Taipei is sadly a remarkably not beautiful city — whatever it was the pre-Japanese folks had in mind, and whatever grand plans the Japanese had, the Chinese invaders brought chaos and temporary-ness — occupiers who did not plan to stay long behaved accordingly. It also occurred to me today while experiencing the present and remembering my childhood that I have watched multiple Taipeis slowly meld incompletely into one another — the elegant Japanese wooden buildings that used to be all around the neighborhood, with the one-to-two-story super ugly Chinese invader concrete buildings, with the latter-day 1990s and beyond “western-ish/glass/concrete” apartments.
My parents made a pain face a few days ago when I politely noted that all of the buildings in Taipei are designed as if they have no neighbors — as if they are not a part of a city. In my childhood 1970s Taiwan was still under a Chinese invader-junta dictatorship, and in those classrooms, I was being brainwashed about how “we” fought the Japanese and must soon take back “our” fictionalized China — while coming home to visit my Japanese-speaking maternal grandparents and aunts and uncles.
If you ask me what I make of a former Japanese prison being turned into an urban hipster shopping/restaurant/coffee place, I made a face. Not because I am above the fray anti-consumerism per see — a prison is an unhappy place, and this transformation did strike me as odd. On the other hand, as I have often argued with fellow academic historians — we cannot keep just having a cow over every single history inspired film and tee-vee shows not being as boring as many academic books — regular people have fun, and we should at least not be anti-fun. More pragmatically, for downtown Taipei land this precious/costly, this is probably the only way to preserve the site without razing the little that’s left of what the Japanese built and turning it into yet another unremarkable but highly profitable apartment. And that’s not nothing, either. And I think the folks the city subcontracted did a tasteful job, things are clearly marked, and the rebuilt restaurants and coffee shops are useful, attractive to mass consumers, and interesting enough to history buffs.

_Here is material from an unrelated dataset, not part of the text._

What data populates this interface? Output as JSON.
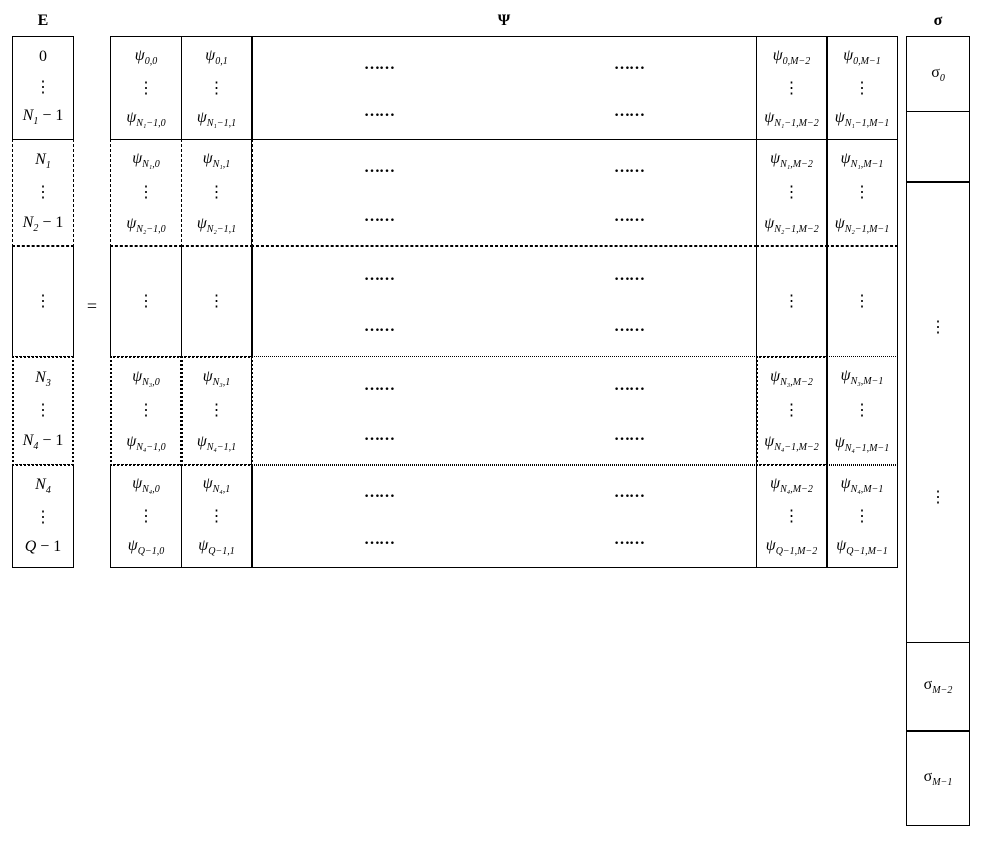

This slowly emerging democratic Taiwanese national identity — to find a reasonable national container to tolerate these contradictory currents — peacefully — none of us particularly pleased, but tolerable, functional, democratic, and not a part of China. Historians cannot resist periodizations. Do urban projects like this mean modern Taiwanese national history has moved from the Dutch, Koxinga, Manchus, Japanese, China KMT invaders, and Democracy, into the consumerist coffee house phase?